I’ve been wanting to write but then it’s also been the last thing on my mind all summer. I’ve searched for perfectly constructed sentences but I’ve contented myself with finding them in other people’s work. And I did, only they weren’t always written. Sometimes it was a sunset. On certain evenings the sky in California turns pink, not just around the horizon — all of it; cotton candy pink. I’ve been meaning to write about Los Angeles. So I might as well do it now, while my nails are drying. I’ve been alternating between blood red and aubergine for months, several times a week I’ll switch back and forth. Today is purple but when little children in restaurants and shops confront me about it, they insist it is black and their voice commend me for such a bold choice.
Some mornings I wake up alone. He’ll be gone already but never without touching my lips with his and, “I love you.” We hardly ever part without those three precious words. I didn’t think I wanted that. I thought they’d lose their meaning eventually. They don’t. I wake up and I have to decide what kind of day today is going to be. When Carroll wrote Alice in Wonderland he could have no way of knowing that one day it’d be a real place, and every day in Los Angeles you can pick which part of it you’d like a visit, you can even time travel a bit. I have two favorite spots, two favorite epochs.
One is to walk the streets where the struggling actresses used to walk, when Hollywood was still new. When fame was magical in the sense that it was the biggest act of all. The studios made you, gave you a story, gave you an image and you were only that one thing. And there was dignity in that, it wasn’t demeaning, like now. Fame was one common goal, one dream. This city holds on to it, echoes of it; the desperation, dreams made and dreams crushed. So many hearts have been broken here, scars left deeper than any one person can cut. But it’s still sunshine, the streets are immaculately clean. There’s a star for every person who managed to break through but if you step away from Hollywood Boulevard and look down, you’ll also find names carved into the concrete everywhere in the city. Names that tell you nothing except someone was here and this someone knew that in this town, you’re no one unless millions of people step on you each year. Then there was the glitz, the cocktail parties for those who made it. All those icons gathered in one garden, and the real secret was that every person there was equally uncomfortable but you had to be there because not getting invited was the kiss of death. It’s so easy to be completely alone in Los Angeles, nobody walks anywhere but I don’t drive so I walk a lot, and I’m almost always alone. The perfect neighborhoods of Beverly Hills and West Hollywood, so perfect that no one can possibly live here and be real, and during twilight when I walk past these gardens and the smell of exotic flowers is so strong I can taste it, and I swear that these parties from seventy, eighty years ago still linger in the air.

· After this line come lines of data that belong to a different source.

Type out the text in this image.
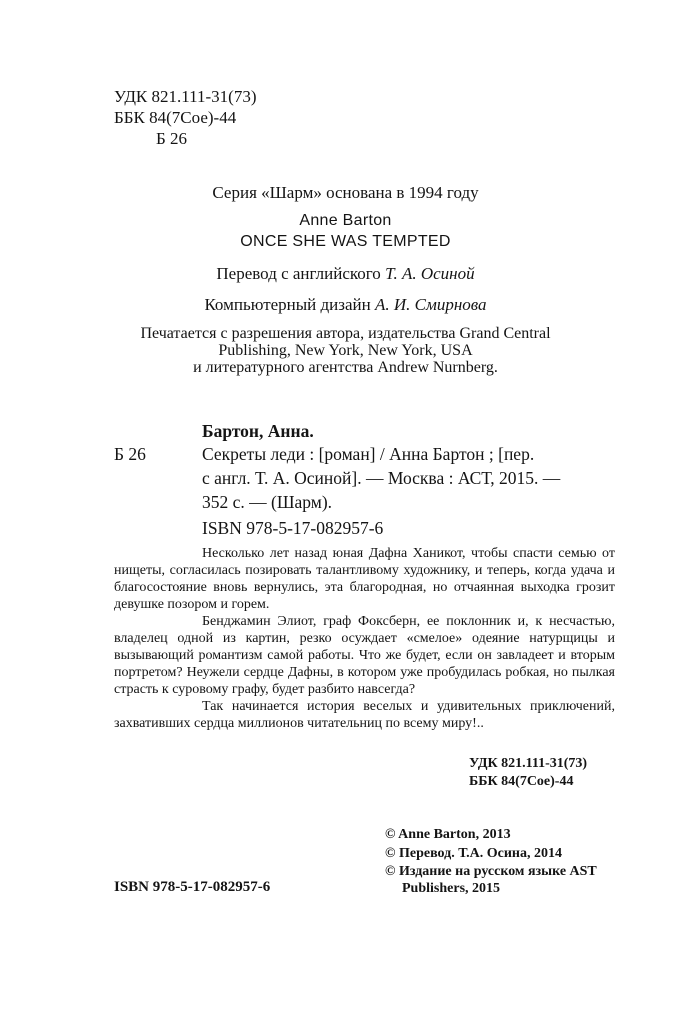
УДК 821.111-31(73)
ББК 84(7Сое)-44
Б 26
Серия «Шарм» основана в 1994 году
Anne Barton
ONCE SHE WAS TEMPTED
Перевод с английского Т. А. Осиной
Компьютерный дизайн А. И. Смирнова
Печатается с разрешения автора, издательства Grand Central
Publishing, New York, New York, USA
и литературного агентства Andrew Nurnberg.
Бартон, Анна.
Б 26	Секреты леди : [роман] / Анна Бартон ; [пер.
с англ. Т. А. Осиной]. — Москва : АСТ, 2015. —
352 с. — (Шарм).
ISBN 978-5-17-082957-6

Несколько лет назад юная Дафна Ханикот, чтобы спасти семью от нищеты, согласилась позировать талантливому художнику, и теперь, когда удача и благосостояние вновь вернулись, эта благородная, но отчаянная выходка грозит девушке позором и горем.

Бенджамин Элиот, граф Фоксберн, ее поклонник и, к несчастью, владелец одной из картин, резко осуждает «смелое» одеяние натурщицы и вызывающий романтизм самой работы. Что же будет, если он завладеет и вторым портретом? Неужели сердце Дафны, в котором уже пробудилась робкая, но пылкая страсть к суровому графу, будет разбито навсегда?

Так начинается история веселых и удивительных приключений, захвативших сердца миллионов читательниц по всему миру!..

УДК 821.111-31(73)
ББК 84(7Сое)-44
ISBN 978-5-17-082957-6
© Anne Barton, 2013
© Перевод. Т.А. Осина, 2014
© Издание на русском языке AST
Publishers, 2015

Other days I want to be bohemian. I want to be Jim Morrison. I go to Venice and I sit on the beach, and I want to be someone special so badly that I hurt. I want to live recklessly, I want to do drugs until I finally get to that other side and write poems so powerful that I will live forever, even if my life is cut dramatically short. I want to belong right here, in a small bungalow by the ocean and I never want to think about tomorrow again. I want to be that strange person that people don’t like but can’t help to be absolutely drawn to because in not being afraid of appearance, people will fear, and admire, your freedom. I walk for miles down the coast, and I don’t talk to anyone. Every song that plays on my iPod takes on a significant new meaning and I think thoughts that at the moment seem like they would change the world, if I were to write them down. They never seem as important when and if I do, and never without the song. I believe that music is the only real magic in the world.
We make a point to read the same book when we’re apart, so we can do the impossible and be in the same frame of mind, even with oceans between us. Learn something new, at the same time. I’ll earmark certain pages that stuck with me, and usually he’ll be the one to mention that exact passage to me first. Late nights when he crawls into bed with me, and I’ve missed him all day but I wouldn’t ever complain, he’ll kiss my shoulder and wrap himself around me. One arm across my belly, one across my chest and legs all entangled, and the world is small, endless and ours.